As hoped, Marcus leaned back in his chair and guffawed. He slapped his desk and wiped a fake tear from his eye. “A woman after my own heart. I LOVE that movie. LOVE it. Okay, little Miss Workaholic, what can I do for you?”
“Okay, well I‘ve gone about as far as possible on your ‘wouldn’t it be nice …’ list. I’ve hit a couple snags.”
“Just a couple? Most of the stuff I come up with isn’t even remotely doable. But it’s nice to know you’re trying, math-geek mine.”
“I wouldn’t be a proper Fairy Godmother if I didn’t work the impossible, right? Okay, the thing is that the last couple ideas might be doable, but it’s lost in the translation. I am going to need you to go over it again.”
“No problemo. Only thing is, I spit out new ideas so often that I lose track of the old ones.”
“Just call me a spittoon. Said spittoon knows how to write things down and keep track of them.” She pointedly looked at his paper-strewn desk. He just shrugged. “So I will read back what I have, hopefully spark your mental pistons, and you just let it rip again. Will that work?”
“Yes, ma’am. Fire away!” He actually sounded impressed that this could be done. The guy didn’t write down much, it seemed.
Krista read back her notes exactly as she had written them down, daring to push a couple pieces of paper toward a couple others that were similar. When she’d gotten the idea out, and had found some clear desk, which helped her mental state, Marcus’s eyes lit up with remembrance.
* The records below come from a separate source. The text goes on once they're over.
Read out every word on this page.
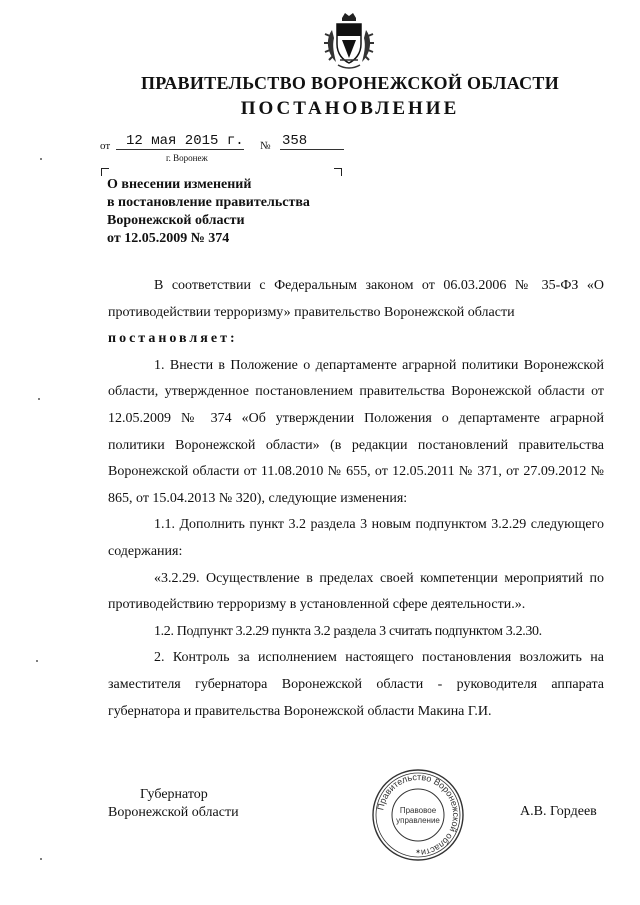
ПРАВИТЕЛЬСТВО ВОРОНЕЖСКОЙ ОБЛАСТИ
ПОСТАНОВЛЕНИЕ
от	12 мая 2015 г. № 358
г. Воронеж
О внесении изменений
в постановление правительства
Воронежской области
от 12.05.2009 № 374

В соответствии с Федеральным законом от 06.03.2006 № 35-ФЗ «О противодействии терроризму» правительство Воронежской области

постановляет:

1. Внести в Положение о департаменте аграрной политики Воронежской области, утвержденное постановлением правительства Воронежской области от 12.05.2009 № 374 «Об утверждении Положения о департаменте аграрной политики Воронежской области» (в редакции постановлений правительства Воронежской области от 11.08.2010 № 655, от 12.05.2011 № 371, от 27.09.2012 № 865, от 15.04.2013 № 320), следующие изменения:

1.1. Дополнить пункт 3.2 раздела 3 новым подпунктом 3.2.29 следующего содержания:

«3.2.29. Осуществление в пределах своей компетенции мероприятий по противодействию терроризму в установленной сфере деятельности.».

1.2. Подпункт 3.2.29 пункта 3.2 раздела 3 считать подпунктом 3.2.30.

2. Контроль за исполнением настоящего постановления возложить на заместителя губернатора Воронежской области - руководителя аппарата губернатора и правительства Воронежской области Макина Г.И.

Губернатор
Воронежской области	А.В. Гордеев
Правительство Воронежской области
Правовое
управление
✶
“Yes!” he said enthusiastically. “That was a good idea. Wouldn’t it be nice if we could do that, but …”
Krista was ready this time. She took notes frantically, trying to catch every last word he spit out that might help the translation factor. They went on to the next idea, then the next. There were four in all, and by the time they reached the fourth she was completely done in.
She straightened painfully from her crouch.
“No more,” she shook her head and held up her hands. “No more of your insanity. My geek brain can’t handle such an extended tour into your art brain. It gives me a headache.”
Marcus sobered for a moment as he looked up at her. “You’re really working on making these ideas happen, huh?”
Krista’s confusion seeped into her features. Distractedly, she picked up a few stray pens and pencils and put them in a holder. “Uh, yeah. Why? Is that wrong?”